The kappa test quantifies the strength of agreement of pairs of measurement categories by removing the percentage of agreement that may have occurred by chance. A kappa coefficient with a large positive value (close to 1) suggests that the majority of agreement is not due to chance. A value close to zero suggests that little or none of the agreement is not due to chance. A negative value indicates disagreement. A value of 0.41–0.60 suggests a moderate level of agreement. However, interpretation of the value of the kappa coefficient requires caution. Firstly, even if the value is high, disagreement may have occurred, which may be clinically unacceptable. 7 Secondly, the value is affected by more than just agreement. It is also affected by the distribution of results across different categories by each assay. As a consequence, it is difficult to compare the values of kappa coefficient across different studies.

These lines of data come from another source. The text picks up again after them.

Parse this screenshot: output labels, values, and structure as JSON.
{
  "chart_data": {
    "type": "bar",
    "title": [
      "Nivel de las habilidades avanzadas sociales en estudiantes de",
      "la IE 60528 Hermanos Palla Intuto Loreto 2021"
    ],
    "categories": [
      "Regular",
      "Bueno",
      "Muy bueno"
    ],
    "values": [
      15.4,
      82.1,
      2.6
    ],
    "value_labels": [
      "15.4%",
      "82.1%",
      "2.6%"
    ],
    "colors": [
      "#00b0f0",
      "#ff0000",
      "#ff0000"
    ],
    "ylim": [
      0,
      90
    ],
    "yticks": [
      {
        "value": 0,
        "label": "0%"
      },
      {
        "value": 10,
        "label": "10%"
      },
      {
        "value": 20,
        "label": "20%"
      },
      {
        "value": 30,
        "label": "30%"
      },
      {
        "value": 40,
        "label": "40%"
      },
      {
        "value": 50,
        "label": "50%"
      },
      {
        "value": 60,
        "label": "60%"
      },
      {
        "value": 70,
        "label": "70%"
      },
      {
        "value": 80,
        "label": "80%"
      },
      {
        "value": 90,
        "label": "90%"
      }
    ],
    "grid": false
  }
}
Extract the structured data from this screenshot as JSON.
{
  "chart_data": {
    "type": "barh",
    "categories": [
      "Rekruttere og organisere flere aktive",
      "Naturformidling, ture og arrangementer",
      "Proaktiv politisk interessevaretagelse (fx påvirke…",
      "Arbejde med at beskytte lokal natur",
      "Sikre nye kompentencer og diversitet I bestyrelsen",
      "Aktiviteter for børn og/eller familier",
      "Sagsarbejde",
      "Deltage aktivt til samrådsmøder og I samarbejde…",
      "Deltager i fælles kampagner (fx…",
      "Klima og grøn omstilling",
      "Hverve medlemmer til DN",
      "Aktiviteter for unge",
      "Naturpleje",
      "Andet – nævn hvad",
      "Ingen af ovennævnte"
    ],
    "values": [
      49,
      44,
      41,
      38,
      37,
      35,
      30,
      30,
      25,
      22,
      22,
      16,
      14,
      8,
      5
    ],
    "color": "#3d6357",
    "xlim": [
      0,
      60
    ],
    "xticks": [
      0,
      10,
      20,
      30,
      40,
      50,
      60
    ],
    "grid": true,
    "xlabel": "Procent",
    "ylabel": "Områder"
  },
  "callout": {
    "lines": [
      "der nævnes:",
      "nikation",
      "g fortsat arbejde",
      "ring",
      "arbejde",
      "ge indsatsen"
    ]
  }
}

Although the LIA assay can be considered a valid alternative confirmatory test for the serological diagnosis of syphilis, the present study showed that its use in the resolution of discordant positive screening EIA results was moderate. However, it was acknowledged that validity of the consensus results, which were derived from the most predominant results of the EIA, TPPA and FTA-abs assays, was uncertain. A more extensive characterization of the serum samples with discordant reactive screening treponemal test results is necessary.
Footnotes
Conflict of interest
The authors declare no conflict of interest.
Funding
This research received no specific grant from any funding agency in the public, commercial, or not-for-profit sectors.